Ryota Katano, Akito Oizumi, Masahiro Fukushima, Cheol Ho Pyeon, Akio Yamamoto, Tomohiro Endo
Nuclear Science and Engineering | Volume 198 | Number 6 | June 2024 | Pages 1215-1234
Research Article | doi.org/10.1080/00295639.2023.2246779
Articles are hosted by Taylor and Francis Online.
In this study, we have demonstrated that data assimilation (DA) using lead and bismuth sample reactivities measured in the Kyoto University Critical Assembly A-core can successfully reduce the uncertainty of the coolant void reactivity in accelerator-driven systems (ADSs) derived from inelastic scattering cross sections of lead and bismuth.

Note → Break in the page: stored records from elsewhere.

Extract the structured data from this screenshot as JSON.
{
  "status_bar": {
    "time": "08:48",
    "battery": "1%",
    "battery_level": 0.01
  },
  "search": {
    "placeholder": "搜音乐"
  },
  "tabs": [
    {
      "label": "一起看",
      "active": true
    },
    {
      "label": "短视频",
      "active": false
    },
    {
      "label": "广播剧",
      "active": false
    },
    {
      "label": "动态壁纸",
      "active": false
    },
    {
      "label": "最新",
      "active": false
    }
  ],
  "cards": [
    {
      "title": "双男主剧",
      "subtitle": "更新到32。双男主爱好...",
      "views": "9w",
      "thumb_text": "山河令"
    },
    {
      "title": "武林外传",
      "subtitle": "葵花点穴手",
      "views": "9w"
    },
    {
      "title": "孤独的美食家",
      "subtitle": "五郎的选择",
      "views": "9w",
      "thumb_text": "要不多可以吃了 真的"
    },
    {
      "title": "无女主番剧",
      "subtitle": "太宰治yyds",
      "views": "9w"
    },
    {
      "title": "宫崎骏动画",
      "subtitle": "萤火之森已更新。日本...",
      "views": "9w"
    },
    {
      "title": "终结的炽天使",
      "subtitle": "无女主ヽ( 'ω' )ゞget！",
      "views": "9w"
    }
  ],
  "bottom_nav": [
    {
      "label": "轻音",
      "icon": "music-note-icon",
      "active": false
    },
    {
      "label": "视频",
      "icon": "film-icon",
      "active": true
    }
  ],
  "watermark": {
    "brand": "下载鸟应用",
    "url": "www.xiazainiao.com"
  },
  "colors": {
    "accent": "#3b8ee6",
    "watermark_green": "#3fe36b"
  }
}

We reevaluated and highlighted the experimental uncertainties and correlations of the sample reactivities for the DA formula. We used the MCNP6.2 code to evaluate the sample reactivities and their uncertainties and performed DA using the reactor analysis code system MARBLE. The high-sensitivity coefficients of the sample reactivities to lead and bismuth allowed us to reduce the cross-section–induced uncertainty of the void reactivity of the ADS from 6.3% to 4.8%, achieving a provisional target accuracy of 5% in this study. Furthermore, we demonstrated that the uncertainties arising from other dominant factors, such as minor actinides and steel, can be effectively reduced by using integral experimental data sets for the unified cross-section dataset ADJ2017.